Un grido: “No queremos Olimpiadas” Nel turbolento quadro politico del Sudamerica anni ‘60, spicca la protesta messicana

Gli stati centromeridionali dell’America presentavano negli anni ’60 un quadro politico altamente instabile dovuto ai frequenti colpi di stato, che erano particolarmente aumentati in quel periodo. Solo nel triennio 1962-64 si registrarono otto colpi di stato. Nel contesto storico delle agitazioni sessantottine, furono i giovani studenti del Messico a distinguersi, con le loro insistite azioni di protesta, rispetto ai loro coetanei degli altri paesi latinoamericani. Solidali con i contestatori degli altri paesi del mondo, condividendone obiettivi e modalità di lotta, erano nel contempo fortemente motivati dalla convinzione che la XIX Olimpiade, da svolgersi in Ottobre a Città del Messico, rappresentasse una straordinaria occasione per mostrare e denunciare all’opinione pubblica mondiale la natura illiberale del regime politico imposto al paese dal presidente Gustavo Dìaz Ordaz. Moltissimi studenti, inoltre, avversavano lo svolgimento delle Olimpiadi in Messico ed erano favorevoli a una rivoluzione che portasse a un profondo cambiamento politico e sociale del paese: “No queremos Olimpiadas, queremos revolución” (Non vogliamo le Olimpiadi, vogliamo una rivoluzione).

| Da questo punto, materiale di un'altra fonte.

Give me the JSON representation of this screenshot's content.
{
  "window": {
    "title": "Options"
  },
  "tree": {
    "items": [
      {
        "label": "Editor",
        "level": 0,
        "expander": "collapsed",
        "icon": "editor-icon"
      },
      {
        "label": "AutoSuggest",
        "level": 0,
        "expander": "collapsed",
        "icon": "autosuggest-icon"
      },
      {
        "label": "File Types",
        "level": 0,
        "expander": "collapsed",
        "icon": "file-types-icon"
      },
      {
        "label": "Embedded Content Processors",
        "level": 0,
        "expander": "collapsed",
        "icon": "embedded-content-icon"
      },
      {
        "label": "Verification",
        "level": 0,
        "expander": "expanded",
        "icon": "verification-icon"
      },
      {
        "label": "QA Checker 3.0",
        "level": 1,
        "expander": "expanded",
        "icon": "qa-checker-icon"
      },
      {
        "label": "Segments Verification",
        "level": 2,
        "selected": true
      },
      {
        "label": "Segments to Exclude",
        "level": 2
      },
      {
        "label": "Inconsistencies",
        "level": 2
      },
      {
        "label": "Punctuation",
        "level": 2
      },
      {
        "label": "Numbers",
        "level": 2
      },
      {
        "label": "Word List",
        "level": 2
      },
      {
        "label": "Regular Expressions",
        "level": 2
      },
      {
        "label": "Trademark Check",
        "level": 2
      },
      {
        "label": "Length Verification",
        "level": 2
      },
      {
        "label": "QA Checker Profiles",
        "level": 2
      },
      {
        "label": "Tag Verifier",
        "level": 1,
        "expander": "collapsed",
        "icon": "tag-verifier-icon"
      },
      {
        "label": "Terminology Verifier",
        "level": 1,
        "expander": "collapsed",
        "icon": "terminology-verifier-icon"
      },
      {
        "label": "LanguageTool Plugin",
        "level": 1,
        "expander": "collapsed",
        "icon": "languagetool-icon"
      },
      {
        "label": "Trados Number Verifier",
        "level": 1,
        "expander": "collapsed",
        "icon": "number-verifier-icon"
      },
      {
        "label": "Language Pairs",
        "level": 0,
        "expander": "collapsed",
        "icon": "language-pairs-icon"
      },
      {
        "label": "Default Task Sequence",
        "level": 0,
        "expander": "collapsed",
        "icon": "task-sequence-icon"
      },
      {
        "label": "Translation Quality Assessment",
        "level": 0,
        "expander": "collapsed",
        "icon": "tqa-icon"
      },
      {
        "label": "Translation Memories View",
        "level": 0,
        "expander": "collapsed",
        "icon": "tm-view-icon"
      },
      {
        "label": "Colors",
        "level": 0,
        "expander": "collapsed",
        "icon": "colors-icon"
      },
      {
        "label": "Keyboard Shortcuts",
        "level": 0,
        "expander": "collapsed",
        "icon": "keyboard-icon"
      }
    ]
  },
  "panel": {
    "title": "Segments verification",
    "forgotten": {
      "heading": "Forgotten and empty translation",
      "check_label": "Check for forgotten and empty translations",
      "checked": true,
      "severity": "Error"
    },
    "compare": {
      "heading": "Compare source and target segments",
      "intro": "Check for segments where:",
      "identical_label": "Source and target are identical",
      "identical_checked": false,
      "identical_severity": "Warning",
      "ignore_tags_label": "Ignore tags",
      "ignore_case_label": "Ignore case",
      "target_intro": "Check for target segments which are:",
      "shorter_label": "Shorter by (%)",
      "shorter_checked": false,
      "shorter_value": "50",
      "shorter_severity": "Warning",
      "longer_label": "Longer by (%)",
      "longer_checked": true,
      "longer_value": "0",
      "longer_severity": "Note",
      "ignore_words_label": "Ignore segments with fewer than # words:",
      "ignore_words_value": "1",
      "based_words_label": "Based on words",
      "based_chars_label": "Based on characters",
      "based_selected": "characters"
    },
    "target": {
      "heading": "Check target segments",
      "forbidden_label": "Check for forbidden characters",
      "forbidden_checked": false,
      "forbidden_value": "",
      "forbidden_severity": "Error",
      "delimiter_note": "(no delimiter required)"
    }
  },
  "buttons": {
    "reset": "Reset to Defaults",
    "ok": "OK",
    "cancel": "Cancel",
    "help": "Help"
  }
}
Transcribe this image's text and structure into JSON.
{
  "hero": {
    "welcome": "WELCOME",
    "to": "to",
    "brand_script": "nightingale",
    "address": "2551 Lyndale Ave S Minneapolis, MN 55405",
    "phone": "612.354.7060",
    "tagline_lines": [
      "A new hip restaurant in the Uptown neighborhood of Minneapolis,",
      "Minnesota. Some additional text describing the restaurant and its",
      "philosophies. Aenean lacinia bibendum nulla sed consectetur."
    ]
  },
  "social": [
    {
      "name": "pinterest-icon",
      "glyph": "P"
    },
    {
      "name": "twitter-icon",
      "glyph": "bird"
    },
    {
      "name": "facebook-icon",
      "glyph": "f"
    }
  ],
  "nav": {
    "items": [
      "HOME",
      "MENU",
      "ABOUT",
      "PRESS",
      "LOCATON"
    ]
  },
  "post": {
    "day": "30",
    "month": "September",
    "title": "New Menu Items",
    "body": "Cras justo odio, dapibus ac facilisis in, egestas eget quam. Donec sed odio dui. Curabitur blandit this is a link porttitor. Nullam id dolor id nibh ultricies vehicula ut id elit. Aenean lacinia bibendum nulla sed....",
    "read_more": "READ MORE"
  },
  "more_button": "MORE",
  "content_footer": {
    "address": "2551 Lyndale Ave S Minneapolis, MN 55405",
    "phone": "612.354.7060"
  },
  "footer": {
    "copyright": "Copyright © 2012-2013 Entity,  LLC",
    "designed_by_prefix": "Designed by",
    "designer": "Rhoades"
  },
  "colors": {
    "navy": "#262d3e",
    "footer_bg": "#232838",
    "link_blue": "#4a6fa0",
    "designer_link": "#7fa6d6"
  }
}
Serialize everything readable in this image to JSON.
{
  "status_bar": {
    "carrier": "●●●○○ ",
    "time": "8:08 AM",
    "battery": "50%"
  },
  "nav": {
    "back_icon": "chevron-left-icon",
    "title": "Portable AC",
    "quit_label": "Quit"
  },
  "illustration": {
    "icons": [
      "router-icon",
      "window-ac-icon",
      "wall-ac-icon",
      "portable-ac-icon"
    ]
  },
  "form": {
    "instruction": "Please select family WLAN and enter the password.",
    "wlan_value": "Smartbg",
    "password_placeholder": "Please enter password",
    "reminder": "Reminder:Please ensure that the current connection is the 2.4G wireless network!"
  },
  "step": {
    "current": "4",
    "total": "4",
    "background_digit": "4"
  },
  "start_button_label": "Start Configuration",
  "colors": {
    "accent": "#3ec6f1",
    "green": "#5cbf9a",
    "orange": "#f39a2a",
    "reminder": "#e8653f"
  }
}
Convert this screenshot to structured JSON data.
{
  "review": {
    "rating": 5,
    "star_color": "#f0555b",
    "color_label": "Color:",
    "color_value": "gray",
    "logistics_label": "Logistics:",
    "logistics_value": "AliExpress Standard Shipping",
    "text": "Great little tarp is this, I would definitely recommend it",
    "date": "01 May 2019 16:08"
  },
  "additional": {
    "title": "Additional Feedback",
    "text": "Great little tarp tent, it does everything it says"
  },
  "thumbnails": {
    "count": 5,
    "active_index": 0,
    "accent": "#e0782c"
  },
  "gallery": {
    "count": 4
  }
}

Negli anni precedenti il 1968, Dìaz Ordaz aveva represso duramente ogni forma di protesta, promossa dalle differenti categorie dei lavoratori, non accettando in alcun modo che fosse messo in discussione il suo autoritarismo politico.
Il 22 Luglio iniziò lo scontro cruento con le forze dell’ordine: i Granaderos (il corpo speciale di polizia dei granatieri) intervennero per bloccare la manifestazione, che contrapponeva studenti affiliati all’IPN a studenti affiliati all’UNAM, e il giorno dopo irruppero nella scuola professionale, dove procedettero all’arresto di molti studenti. Il 24 Luglio, di fronte alle reazioni di protesta per gli studenti arrestati, il governo, sempre più preoccupato dai preparativi per le Olimpiadi, fece reprimere con la forza le manifestazioni provocando la morte di alcuni manifestanti. La battaglia con le forze militari si protrasse fino al 5 Agosto e terminò con dieci morti e 1.200 arresti. Un corteo di 400.000 persone, il 28-29 Agosto, sfilò davanti all’ambasciata USA e al palazzo presidenziale chiedendo le dimissioni di Dìaz Ordaz, ma sfociò anch’esso in uno scontro sanguinoso con quattro morti. Tra il 19 e il 26 Settembre si ebbero continui scontri fra i giovani dimostranti e le forze di polizia a seguito dello sgombero dell’ateneo della capitale, che era stato occupato dai Granaderos. Il rettore dell’Università della capitale si dimise per protesta e centinaia di docenti dichiararono che avrebbero fatto lo stesso se fosse continuata la repressione. A due settimane dall’inizio delle Olimpiadi, lo scontro tra il governo e i suoi oppositori si era radicalizzato e ogni soluzione politica appariva impossibile. La drastica risposta del presidente, per garantire la stabilità del suo potere e il regolare svolgimento dei Giochi, arrivò il 2 Ottobre.